Question

A four-digit number is formed by the digits 1, 2, 3, 4 with no repetition. The probability that the number is odd, is
A. zero
B. \[\dfrac{1}{3}\]
C. \[\dfrac{1}{4}\]
D. None of these

Answer 1

Hint: Let us find the total number of numbers whose last digit is odd because number is odd only and only if the last digit of the number is odd.

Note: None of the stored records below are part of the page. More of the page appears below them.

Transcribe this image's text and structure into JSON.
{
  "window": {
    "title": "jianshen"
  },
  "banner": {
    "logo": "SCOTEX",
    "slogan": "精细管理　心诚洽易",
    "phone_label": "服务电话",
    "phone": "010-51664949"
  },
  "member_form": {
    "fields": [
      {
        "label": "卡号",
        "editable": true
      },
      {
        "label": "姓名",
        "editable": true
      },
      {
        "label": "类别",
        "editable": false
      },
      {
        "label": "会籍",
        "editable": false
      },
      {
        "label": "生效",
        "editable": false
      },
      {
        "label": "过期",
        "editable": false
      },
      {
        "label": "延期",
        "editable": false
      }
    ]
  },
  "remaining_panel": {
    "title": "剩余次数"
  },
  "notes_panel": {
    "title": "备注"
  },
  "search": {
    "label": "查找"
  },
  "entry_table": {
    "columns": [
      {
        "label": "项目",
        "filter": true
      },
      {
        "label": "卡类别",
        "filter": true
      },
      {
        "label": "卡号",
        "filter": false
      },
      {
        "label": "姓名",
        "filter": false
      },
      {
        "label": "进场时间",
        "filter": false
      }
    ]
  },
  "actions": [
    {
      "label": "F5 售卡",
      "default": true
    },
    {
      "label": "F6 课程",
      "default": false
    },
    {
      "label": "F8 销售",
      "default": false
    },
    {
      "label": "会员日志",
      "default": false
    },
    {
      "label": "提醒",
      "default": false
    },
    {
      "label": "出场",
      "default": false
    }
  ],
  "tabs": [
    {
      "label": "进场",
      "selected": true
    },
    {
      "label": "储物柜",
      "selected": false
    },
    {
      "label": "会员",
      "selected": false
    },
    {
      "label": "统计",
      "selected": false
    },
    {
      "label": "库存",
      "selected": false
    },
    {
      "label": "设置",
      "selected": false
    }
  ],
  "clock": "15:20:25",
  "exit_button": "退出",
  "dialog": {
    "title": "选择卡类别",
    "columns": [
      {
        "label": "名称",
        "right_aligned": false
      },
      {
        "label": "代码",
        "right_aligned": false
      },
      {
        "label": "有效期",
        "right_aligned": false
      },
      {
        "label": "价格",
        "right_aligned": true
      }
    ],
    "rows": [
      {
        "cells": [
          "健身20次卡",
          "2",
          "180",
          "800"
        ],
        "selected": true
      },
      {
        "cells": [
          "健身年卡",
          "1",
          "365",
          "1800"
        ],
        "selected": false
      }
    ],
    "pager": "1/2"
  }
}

Complete step-by-step answer:
Let us find the total numbers that can be formed with digits 1, 2, 3, 4 with no repetition.
So, if no digit is repeated then there can be four digits available for first place.
3 digits available for second place.
2 digits available for third place.
And, 1 digit available for last or fourth place.
So, total numbers that are possible with given four digits without any repetition will be equal to 4*3*2*1 = 24.
Now we had to find the total number out of 24 that are odd.
As we know that a number is odd only if its last digit is odd. So, here out of four given digits two are odd and that were 3 and 1.
So, first place can have two numbers.
And all three places can be filled with the two even numbers and one left odd number.
So, 2 digits (1,3) are available for first place.
3 digits (2,4 and anyone out of ${1,3}$ ) are available for second place.
 2 digit is available for third place.
And ,1 digit is available for fourth place.
So, total numbers that can be formed with the given four digits without any repetition and are odd will be equal to 2*3*2*1 = 12.
As we know that probability of a getting a favourable outcome is given as \[\dfrac{{{\text{Number of favourable outcomes}}}}{{{\text{Total numbers of outcomes}}}}\].
Here favourable outcome is odd number and total outcome is all numbers.
So, probability = \[\dfrac{{12}}{{24}}\] = \[\dfrac{1}{2}\].
Hence, the correct option will be D.

Note: Whenever we come up with this type of problem then first, we find the total number of numbers that can be formed with four digits without any repetition. And then we will find a number of digits out of them that were odd. After that we had to apply a probability formula to get the required answer. And this will be the efficient way to find the solution of the problem.